Scores of people — including children — were made sick from lead exposure before being encouraged to move elsewhere through a government buyout program. Ongoing cleanup work is overseen by the local Quapaw Tribe under the direction of the Environmental Protection Agency and various Oklahoma state agencies. Taxpayers have spent, and will continue to spend, millions of dollars on one of the most protracted cleanups in American history
Even today, scientists have no idea how to stop toxic water leaching from closed underground mining operations dating from the early 1900s. They acknowledge that it is possible, maybe even likely, that the disaster zone will never be safely inhabited again. What flows into Tar Creek is a toxic mixture of brown sediment — technically ferrous iron — created when minerals are carried to the surface and solidified once they hit oxygen.

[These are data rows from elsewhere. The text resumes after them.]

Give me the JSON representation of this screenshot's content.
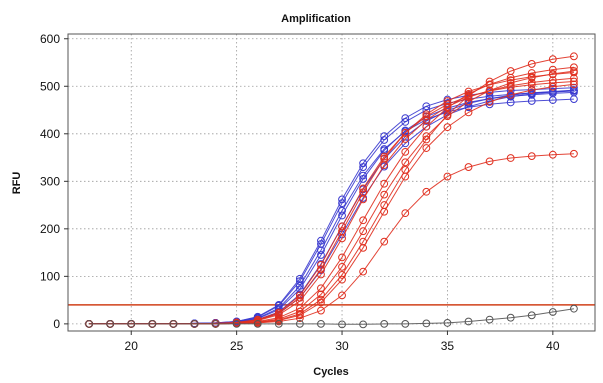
{
  "chart_data": {
    "type": "line",
    "title": "Amplification",
    "xlabel": "Cycles",
    "ylabel": "RFU",
    "xlim": [
      17,
      42
    ],
    "ylim": [
      -15,
      610
    ],
    "xticks": [
      20,
      25,
      30,
      35,
      40
    ],
    "yticks": [
      0,
      100,
      200,
      300,
      400,
      500,
      600
    ],
    "grid": true,
    "legend": "none",
    "threshold": {
      "value": 40,
      "color": "#d0401a"
    },
    "x": [
      18,
      19,
      20,
      21,
      22,
      23,
      24,
      25,
      26,
      27,
      28,
      29,
      30,
      31,
      32,
      33,
      34,
      35,
      36,
      37,
      38,
      39,
      40,
      41
    ],
    "series": [
      {
        "color": "#3a3acf",
        "values": [
          0,
          0,
          0,
          0,
          0,
          1,
          2,
          5,
          15,
          40,
          95,
          175,
          262,
          338,
          395,
          433,
          458,
          472,
          481,
          487,
          491,
          493,
          495,
          497
        ]
      },
      {
        "color": "#3a3acf",
        "values": [
          0,
          0,
          0,
          0,
          0,
          1,
          2,
          5,
          14,
          38,
          90,
          168,
          254,
          330,
          387,
          425,
          450,
          464,
          473,
          479,
          483,
          486,
          488,
          490
        ]
      },
      {
        "color": "#3a3acf",
        "values": [
          0,
          0,
          0,
          0,
          0,
          1,
          2,
          4,
          12,
          33,
          80,
          155,
          238,
          312,
          368,
          405,
          430,
          446,
          456,
          462,
          466,
          469,
          471,
          473
        ]
      },
      {
        "color": "#3a3acf",
        "values": [
          0,
          0,
          0,
          0,
          0,
          1,
          2,
          4,
          11,
          30,
          73,
          145,
          228,
          305,
          365,
          407,
          436,
          454,
          466,
          474,
          479,
          482,
          485,
          487
        ]
      },
      {
        "color": "#3a3acf",
        "values": [
          0,
          0,
          0,
          0,
          0,
          0,
          1,
          3,
          9,
          25,
          62,
          126,
          205,
          283,
          347,
          394,
          427,
          449,
          464,
          474,
          481,
          486,
          489,
          492
        ]
      },
      {
        "color": "#3a3acf",
        "values": [
          0,
          0,
          0,
          0,
          0,
          0,
          1,
          3,
          8,
          22,
          55,
          113,
          188,
          265,
          331,
          380,
          415,
          440,
          457,
          469,
          478,
          484,
          488,
          491
        ]
      },
      {
        "color": "#e03020",
        "values": [
          0,
          0,
          0,
          0,
          0,
          0,
          1,
          3,
          9,
          24,
          60,
          124,
          205,
          285,
          352,
          402,
          437,
          462,
          479,
          490,
          498,
          503,
          507,
          510
        ]
      },
      {
        "color": "#e03020",
        "values": [
          0,
          0,
          0,
          0,
          0,
          0,
          1,
          2,
          8,
          22,
          55,
          115,
          195,
          277,
          348,
          402,
          441,
          469,
          489,
          503,
          513,
          520,
          525,
          529
        ]
      },
      {
        "color": "#e03020",
        "values": [
          0,
          0,
          0,
          0,
          0,
          0,
          1,
          2,
          7,
          19,
          48,
          104,
          180,
          262,
          334,
          389,
          429,
          457,
          477,
          491,
          501,
          508,
          513,
          517
        ]
      },
      {
        "color": "#e03020",
        "values": [
          0,
          0,
          0,
          0,
          0,
          0,
          1,
          2,
          5,
          13,
          33,
          75,
          140,
          218,
          295,
          362,
          415,
          455,
          484,
          504,
          518,
          528,
          535,
          540
        ]
      },
      {
        "color": "#e03020",
        "values": [
          0,
          0,
          0,
          0,
          0,
          0,
          0,
          1,
          4,
          10,
          26,
          62,
          120,
          195,
          272,
          340,
          395,
          437,
          468,
          491,
          507,
          518,
          526,
          532
        ]
      },
      {
        "color": "#e03020",
        "values": [
          0,
          0,
          0,
          0,
          0,
          0,
          0,
          1,
          3,
          8,
          21,
          51,
          103,
          173,
          250,
          324,
          388,
          440,
          480,
          510,
          532,
          547,
          557,
          563
        ]
      },
      {
        "color": "#e03020",
        "values": [
          0,
          0,
          0,
          0,
          0,
          0,
          0,
          1,
          3,
          7,
          18,
          45,
          93,
          160,
          236,
          310,
          370,
          414,
          445,
          467,
          482,
          492,
          499,
          504
        ]
      },
      {
        "color": "#e03020",
        "values": [
          0,
          0,
          0,
          0,
          0,
          0,
          0,
          1,
          2,
          5,
          12,
          28,
          60,
          110,
          173,
          233,
          278,
          310,
          330,
          342,
          349,
          353,
          356,
          358
        ]
      },
      {
        "color": "#555555",
        "values": [
          0,
          0,
          0,
          0,
          0,
          0,
          0,
          0,
          0,
          0,
          0,
          0,
          -1,
          -1,
          0,
          0,
          1,
          2,
          5,
          9,
          13,
          18,
          25,
          32
        ]
      }
    ]
  }
}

Concrete slabs, remnants of where homes once stood, serve as tombstones to a community that is long gone. Picher, Oklahoma, is emblematic of what happens when a mining boomtown goes bust. When the minerals were exhausted, companies left or went bankrupt.
The landscape shows the remnants of rowdy high school football games silenced and lifelong residents uprooted through no fault of their own. And, just as residents were deciding whether to give up their homes to a federal buyout, an EF4 tornado ripped through Picher in 2008, killing seven people.